Question

In which circuit will the bulb or bulbs glow the brightest?
(A) A simple circuit with one bulb and one cell
(B) A simple circuit with one bulb and two cells
(C) A simple circuit with two bulbs and one cell
(D) A simple circuit with two bulbs and two cells

Answer 1

Hint: In this question we have to find the circuit in which the bulb or bulbs will glow the brightest. We know that the circuit which has the maximum power output would have the bulb which will glow the brightest. So, the power of the circuit depends upon the voltage, current and the resistance of the circuit.

Complete step by step answer:
Given:
The formula for the power output $\left( P \right)$ of the circuit having voltage $\left( V \right)$ , current $\left( I \right)$ and resistance $\left( R \right)$ is given by –
$P = V \times I$
Now according to the Ohm’s Law, the relation between voltage $\left( V \right)$ , current $\left( I \right)$ and resistance $\left( R \right)$ is given by –
$I = \dfrac{V}{R}$
Substituting the value of current $\left( I \right)$ in the power formula we get,
$\begin{array}{c}
P = V \times \dfrac{V}{R}\\
\Rightarrow P = \dfrac{{{V^2}}}{R}
\end{array}$
In the given simple circuit, the bulb represents the load or the resistance $\left( R \right)$ and the cell represents the voltage $\left( V \right)$ supplied.

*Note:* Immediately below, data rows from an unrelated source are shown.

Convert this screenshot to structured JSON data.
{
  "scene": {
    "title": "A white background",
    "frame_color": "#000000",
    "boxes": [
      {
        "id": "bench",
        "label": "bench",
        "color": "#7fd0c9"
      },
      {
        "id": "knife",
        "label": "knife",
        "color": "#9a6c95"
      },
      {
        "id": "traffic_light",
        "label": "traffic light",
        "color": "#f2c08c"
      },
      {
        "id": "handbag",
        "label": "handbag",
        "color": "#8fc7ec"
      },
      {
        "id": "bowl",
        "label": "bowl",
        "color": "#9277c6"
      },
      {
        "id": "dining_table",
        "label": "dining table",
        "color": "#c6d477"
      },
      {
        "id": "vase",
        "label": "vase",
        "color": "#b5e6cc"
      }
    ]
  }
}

Now let us consider each option one by one and calculate the power output for each circuit.

Consider Option (A), there is one bulb and one cell in this circuit.
So, the voltage supplied $ = V$
And, the resistance $ = R$
Then, the power of this circuit
$P = \dfrac{{{V^2}}}{R}$

Similarly, Option (B), there is one bulb and two cells in this circuit.
So, the voltage supplied $ = 2V$
And, the resistance $ = R$
Then, the power of this circuit
$\begin{array}{c}
P = \dfrac{{{{\left( {2V} \right)}^2}}}{R}\\
\Rightarrow P = \dfrac{{4{V^2}}}{R}
\end{array}$

Option (C):
There are two bulbs and one cell in this circuit.
So, the voltage supplied $ = V$
And, the resistance $ = 2R$
Then, the power of this circuit
$P = \dfrac{{{V^2}}}{{2R}}$

Option (D), there are two bulbs and two cells in this circuit.
So, the voltage supplied $ = 2V$
And, the resistance $ = 2R$
Then, the power of this circuit
$\begin{array}{c}
P = \dfrac{{{{\left( {2V} \right)}^2}}}{{2R}}\\
\Rightarrow P = \dfrac{{4{V^2}}}{{2R}}\\
\Rightarrow P = \dfrac{{2{V^2}}}{R}
\end{array}$
Now comparing the power output of each circuit, we see that in (B) option the value of the power $\left( P \right)$ is highest.
Therefore, the bulb will glow the brightest in option (B)

So, the correct answer is “Option B”.

Note:
It should be noted that for a simple circuit the power output is directly proportional to the square of the voltage supplied in the circuit and also the power output is inversely proportional to the resistance of the circuit.